Asset Protection for Married Couples: Tenancy by the Entireties

A well thought out asset protection plan protects estates from certain creditors. A proper plan works as an armor around your accumulated wealth, thus being an important part of your estate planning. Anyone who has accumulated wealth or is in the process of accumulating wealth needs some degree of asset protection built into their estate planning. There are several ways to achieve asset protection. In this piece, we will discuss one particular method that applies only to married couples and is generally the most simple and least costly asset protection method for spouses.

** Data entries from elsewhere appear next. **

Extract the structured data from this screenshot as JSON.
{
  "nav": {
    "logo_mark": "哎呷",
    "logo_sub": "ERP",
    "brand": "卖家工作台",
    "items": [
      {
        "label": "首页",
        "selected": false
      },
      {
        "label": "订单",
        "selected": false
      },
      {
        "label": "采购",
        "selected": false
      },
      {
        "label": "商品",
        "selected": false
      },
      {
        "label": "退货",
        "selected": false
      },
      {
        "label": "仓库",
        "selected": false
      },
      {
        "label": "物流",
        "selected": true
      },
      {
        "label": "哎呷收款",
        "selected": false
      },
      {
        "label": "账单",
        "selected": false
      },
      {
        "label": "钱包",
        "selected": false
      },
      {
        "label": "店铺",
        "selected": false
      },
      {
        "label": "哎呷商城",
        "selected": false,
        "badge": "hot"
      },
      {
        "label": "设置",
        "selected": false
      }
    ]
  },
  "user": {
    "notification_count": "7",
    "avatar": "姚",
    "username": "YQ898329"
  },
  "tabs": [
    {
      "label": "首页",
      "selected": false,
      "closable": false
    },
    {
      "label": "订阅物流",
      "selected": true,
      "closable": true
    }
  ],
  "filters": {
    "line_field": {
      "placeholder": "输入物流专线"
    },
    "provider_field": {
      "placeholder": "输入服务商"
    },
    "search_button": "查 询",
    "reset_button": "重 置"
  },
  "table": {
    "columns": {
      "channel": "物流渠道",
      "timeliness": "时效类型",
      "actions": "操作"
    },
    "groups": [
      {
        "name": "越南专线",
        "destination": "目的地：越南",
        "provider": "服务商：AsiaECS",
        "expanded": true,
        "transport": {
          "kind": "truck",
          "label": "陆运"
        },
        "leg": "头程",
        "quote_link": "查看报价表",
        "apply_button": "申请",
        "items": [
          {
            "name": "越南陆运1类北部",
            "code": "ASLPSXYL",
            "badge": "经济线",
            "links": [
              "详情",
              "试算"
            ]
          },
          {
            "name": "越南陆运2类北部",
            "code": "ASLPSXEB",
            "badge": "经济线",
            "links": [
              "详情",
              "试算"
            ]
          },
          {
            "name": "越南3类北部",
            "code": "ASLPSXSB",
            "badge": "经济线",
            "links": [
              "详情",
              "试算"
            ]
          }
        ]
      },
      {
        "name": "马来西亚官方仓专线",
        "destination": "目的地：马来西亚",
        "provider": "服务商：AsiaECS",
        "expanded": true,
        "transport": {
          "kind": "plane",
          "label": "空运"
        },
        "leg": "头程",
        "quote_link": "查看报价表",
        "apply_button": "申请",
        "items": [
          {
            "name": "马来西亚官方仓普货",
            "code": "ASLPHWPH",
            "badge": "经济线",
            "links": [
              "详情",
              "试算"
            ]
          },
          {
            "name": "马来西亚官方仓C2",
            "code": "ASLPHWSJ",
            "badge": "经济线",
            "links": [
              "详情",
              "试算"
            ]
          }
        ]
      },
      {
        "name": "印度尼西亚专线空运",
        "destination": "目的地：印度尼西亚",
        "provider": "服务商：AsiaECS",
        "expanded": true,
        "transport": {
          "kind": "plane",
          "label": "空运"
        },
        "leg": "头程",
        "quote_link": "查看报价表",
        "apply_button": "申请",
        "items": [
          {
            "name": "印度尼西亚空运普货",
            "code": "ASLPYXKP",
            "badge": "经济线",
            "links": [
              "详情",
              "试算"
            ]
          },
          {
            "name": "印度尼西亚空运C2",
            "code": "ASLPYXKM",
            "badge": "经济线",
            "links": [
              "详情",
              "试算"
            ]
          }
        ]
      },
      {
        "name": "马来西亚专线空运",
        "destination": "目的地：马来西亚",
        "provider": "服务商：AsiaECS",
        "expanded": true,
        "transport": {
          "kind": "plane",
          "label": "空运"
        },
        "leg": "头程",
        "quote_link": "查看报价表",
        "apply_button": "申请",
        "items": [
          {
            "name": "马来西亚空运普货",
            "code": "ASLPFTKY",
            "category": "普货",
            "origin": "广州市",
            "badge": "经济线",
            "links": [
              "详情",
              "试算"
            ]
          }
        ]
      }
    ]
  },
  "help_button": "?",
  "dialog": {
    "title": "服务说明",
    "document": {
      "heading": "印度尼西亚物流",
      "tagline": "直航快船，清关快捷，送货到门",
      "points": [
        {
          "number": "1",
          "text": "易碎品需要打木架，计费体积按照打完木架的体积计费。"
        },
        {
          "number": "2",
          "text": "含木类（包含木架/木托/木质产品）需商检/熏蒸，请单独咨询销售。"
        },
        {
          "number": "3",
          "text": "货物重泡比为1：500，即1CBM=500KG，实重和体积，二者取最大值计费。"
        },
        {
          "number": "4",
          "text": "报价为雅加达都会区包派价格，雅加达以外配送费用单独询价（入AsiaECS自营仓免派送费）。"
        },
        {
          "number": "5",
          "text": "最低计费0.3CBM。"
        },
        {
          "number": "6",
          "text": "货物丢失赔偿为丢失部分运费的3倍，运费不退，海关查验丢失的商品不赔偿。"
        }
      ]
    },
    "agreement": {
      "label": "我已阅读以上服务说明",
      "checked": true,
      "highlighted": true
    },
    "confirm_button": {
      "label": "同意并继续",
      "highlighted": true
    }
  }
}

In Florida, married couples are allowed to own assets as tenants by the entireties. Such titling of assets prevents a creditor of one of the spouses from attaching the tenancy by the entireties asset. There are some limitations however. For instance, if both spouses are indebted to the creditor, then the creditor can go after the jointly owned property. In other words, the protection afforded by the tenancy by the entireties designation applies only if a creditor has a claim against only one of the spouses.

Asset protection by virtue of tenancy by the entireties ownership may not be the best plan over the long term. There is always the risk of divorce, which would instantly alter tenancy by the entireties ownership into a mere joint tenancy ownership between the ex-spouses. Thus, exposing the jointly owned assets to either of the ex-spouses’ creditors.

In all, tenancy by the entireties ownership should be taken advantage of by most married couples. However, as illustrated above, it is not foolproof and should be just one of the multiple means of asset protection in your overall plan.